Sports

PM sides with fans in Super League outcry – but will he stay with them? | David Conn


The spectacle of Boris Johnson, acme of an old Etonian rugby man, weighing in on the side of football fans against the breakaway European Super League, is a collision of political and sporting cultures that has been brewing for 30 years.

The abortive participation in the venture of England’s “big six” clubs, all owned by investors from overseas, is the culmination of a financial carve-up that began with English football’s own breakaway, the 1992 formation of the Premier League. The then big First Division clubs were determined not to share the new pay-TV riches with the clubs in the Football League’s other three divisions. As their fortunes subsequently boomed, British owners made multimillions by selling their shares.

As the Premier League roared to unprecedented wealth and global popularity, supporters’ groups warned successive governments that the cherished heart of the game and clubs’ beloved character were at risk from the ruthless imperatives of mega-commercialisation. Many fans alarmed by the acquisition of their clubs as financial investments educated themselves, and came to admire the German sporting model, which embeds football’s social role, keeps match tickets affordable and blocks corporate takeovers by requiring clubs to be more than 50% controlled by their supporters.

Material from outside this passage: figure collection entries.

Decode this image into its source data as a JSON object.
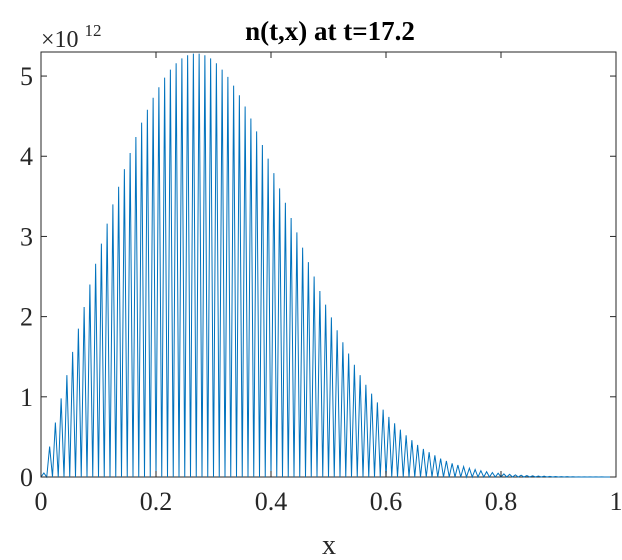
{
  "chart_data": {
    "type": "line",
    "title": "n(t,x) at t=17.2",
    "xlabel": "x",
    "ylabel": "",
    "scale_label": {
      "base": "×10",
      "exponent": "12"
    },
    "xlim": [
      0,
      1
    ],
    "ylim": [
      0,
      5.3
    ],
    "xticks": [
      0,
      0.2,
      0.4,
      0.6,
      0.8,
      1
    ],
    "xtick_labels": [
      "0",
      "0.2",
      "0.4",
      "0.6",
      "0.8",
      "1"
    ],
    "yticks": [
      0,
      1,
      2,
      3,
      4,
      5
    ],
    "ytick_labels": [
      "0",
      "1",
      "2",
      "3",
      "4",
      "5"
    ],
    "grid": false,
    "legend": "none",
    "series": [
      {
        "color": "#0072BD",
        "description_hidden": false,
        "peak_spacing": 0.01,
        "peaks": {
          "x": [
            0.005,
            0.015,
            0.025,
            0.035,
            0.045,
            0.055,
            0.065,
            0.075,
            0.085,
            0.095,
            0.105,
            0.115,
            0.125,
            0.135,
            0.145,
            0.155,
            0.165,
            0.175,
            0.185,
            0.195,
            0.205,
            0.215,
            0.225,
            0.235,
            0.245,
            0.255,
            0.265,
            0.275,
            0.285,
            0.295,
            0.305,
            0.315,
            0.325,
            0.335,
            0.345,
            0.355,
            0.365,
            0.375,
            0.385,
            0.395,
            0.405,
            0.415,
            0.425,
            0.435,
            0.445,
            0.455,
            0.465,
            0.475,
            0.485,
            0.495,
            0.505,
            0.515,
            0.525,
            0.535,
            0.545,
            0.555,
            0.565,
            0.575,
            0.585,
            0.595,
            0.605,
            0.615,
            0.625,
            0.635,
            0.645,
            0.655,
            0.665,
            0.675,
            0.685,
            0.695,
            0.705,
            0.715,
            0.725,
            0.735,
            0.745,
            0.755,
            0.765,
            0.775,
            0.785,
            0.795,
            0.805,
            0.815,
            0.825,
            0.835,
            0.845,
            0.855,
            0.865,
            0.875,
            0.885,
            0.895,
            0.905,
            0.915,
            0.925,
            0.935,
            0.945,
            0.955,
            0.965,
            0.975,
            0.985,
            0.995
          ],
          "y": [
            0.05,
            0.38,
            0.68,
            0.98,
            1.27,
            1.56,
            1.85,
            2.12,
            2.4,
            2.66,
            2.91,
            3.16,
            3.4,
            3.62,
            3.84,
            4.04,
            4.24,
            4.42,
            4.58,
            4.73,
            4.86,
            4.98,
            5.08,
            5.16,
            5.22,
            5.26,
            5.28,
            5.28,
            5.26,
            5.22,
            5.16,
            5.08,
            4.99,
            4.88,
            4.76,
            4.62,
            4.47,
            4.31,
            4.14,
            3.97,
            3.79,
            3.6,
            3.42,
            3.23,
            3.05,
            2.86,
            2.68,
            2.5,
            2.32,
            2.15,
            1.99,
            1.83,
            1.68,
            1.54,
            1.4,
            1.27,
            1.15,
            1.04,
            0.93,
            0.84,
            0.75,
            0.67,
            0.59,
            0.52,
            0.46,
            0.4,
            0.35,
            0.31,
            0.27,
            0.23,
            0.2,
            0.17,
            0.15,
            0.13,
            0.11,
            0.093,
            0.079,
            0.066,
            0.056,
            0.047,
            0.039,
            0.033,
            0.027,
            0.022,
            0.018,
            0.015,
            0.012,
            0.01,
            0.008,
            0.006,
            0.005,
            0.004,
            0.003,
            0.002,
            0.002,
            0.001,
            0.001,
            0.001,
            0.0005,
            0.0003
          ]
        }
      }
    ]
  }
}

It has been striking that while England’s six clubs – three, Liverpool, Manchester United and Arsenal, owned by US investors, Manchester City by Sheikh Mansour of Abu Dhabi, Chelsea by the Russian oligarch Roman Abramovich and Tottenham by the Bahamas-based currency trader Joe Lewis – signed up to the Super League, Bayern Munich and Borussia Dortmund, great German clubs still formally controlled by their fans, refused.

This exact scenario was explicitly predicted for years if the commercial juggernaut were not slowed: a tiny group of clubs would grow much richer than the rest and irresistibly dominate, with a European breakaway a logical final destination.

Yet while UK governments have dabbled, prompted by a string of select committee inquiries, none has been prepared to decisively intervene. New Labour came closest with a “task force” that produced some progressive reforms, but that was as long ago as 1998; its administrator was a young Andy Burnham, now mayor of Greater Manchester. As governments held off, insufficiently concerned and generally dazzled by the game’s reinvention, the big clubs’ demands escalated to this point where Johnson threatened a “legislative bomb” to stop them.

His sudden discovery of football as turf for the Conservatives to park on clearly falls within the Tories’ strategy of appealing to their new voters in the north and Midlands former “red wall” seats, taken from Labour in 2019 in the fallout from the Brexit referendum. The Tories do not need their relentless focus groups conducted with these voters to understand that many of them are football fans. Hence Johnson leaping immediately into action after the clubs dropped their own Super League bomb, the Conservative prime minister writing in the Sun that although, he acknowledged, he is “far from an expert on the beautiful game”, he would give the breakaway “a straight red”.

The appeal to red wall voters is apparent in his and other ministers’ language, similar to that in which the promises of “levelling up” come wrapped, funds to make small-scale improvements in selected provincial towns.

“Football clubs in every town and city and at every tier of the pyramid have a unique place at the heart of their communities, and are an unrivalled source of passionate local pride,” Johnson’s piece propounded.

This championing of football’s traditional values has come just days after Johnson was revealed to have wanted a takeover of Newcastle United by a Saudi Arabian sovereign wealth fund to go ahead last year. Yet the apparent contradiction between that support for a Saudi takeover and his condemnation of the “ludicrous” Super League plan does not mean his threats of legislation are necessarily empty talk.

The view that football needs regulation has been hardening among Conservative politicians, particularly after the culture, media and sport select committee, chaired by Damian Collins and now Julian Knight, inquired into the truly grim 2019 collapse of Bury, a Football League member club since 1894. Tracey Crouch, the former sports minister newly appointed to lead yet another inquiry, the government’s promised “fan-led review,” is thought to be prepared for it to recommend meaningful reform this time. The Football Supporters’ Association, which has campaigned against corporate takeover and over-commercialisation all these years, is to have a central role in the review.

Whether Johnson’s government will produce legislation for football given the outcry against the Super League remains to be seen, but the clubs have certainly been jolted by the volume of opposition, and a prime minister exercising himself about it.

Seasoned campaigners are rolling their sleeves up now for another round, while also lamenting the missed opportunities and warnings, that the heritage heart of the people’s game needed to be preserved while its top clubs were enjoying the fruits of their modern bonanza.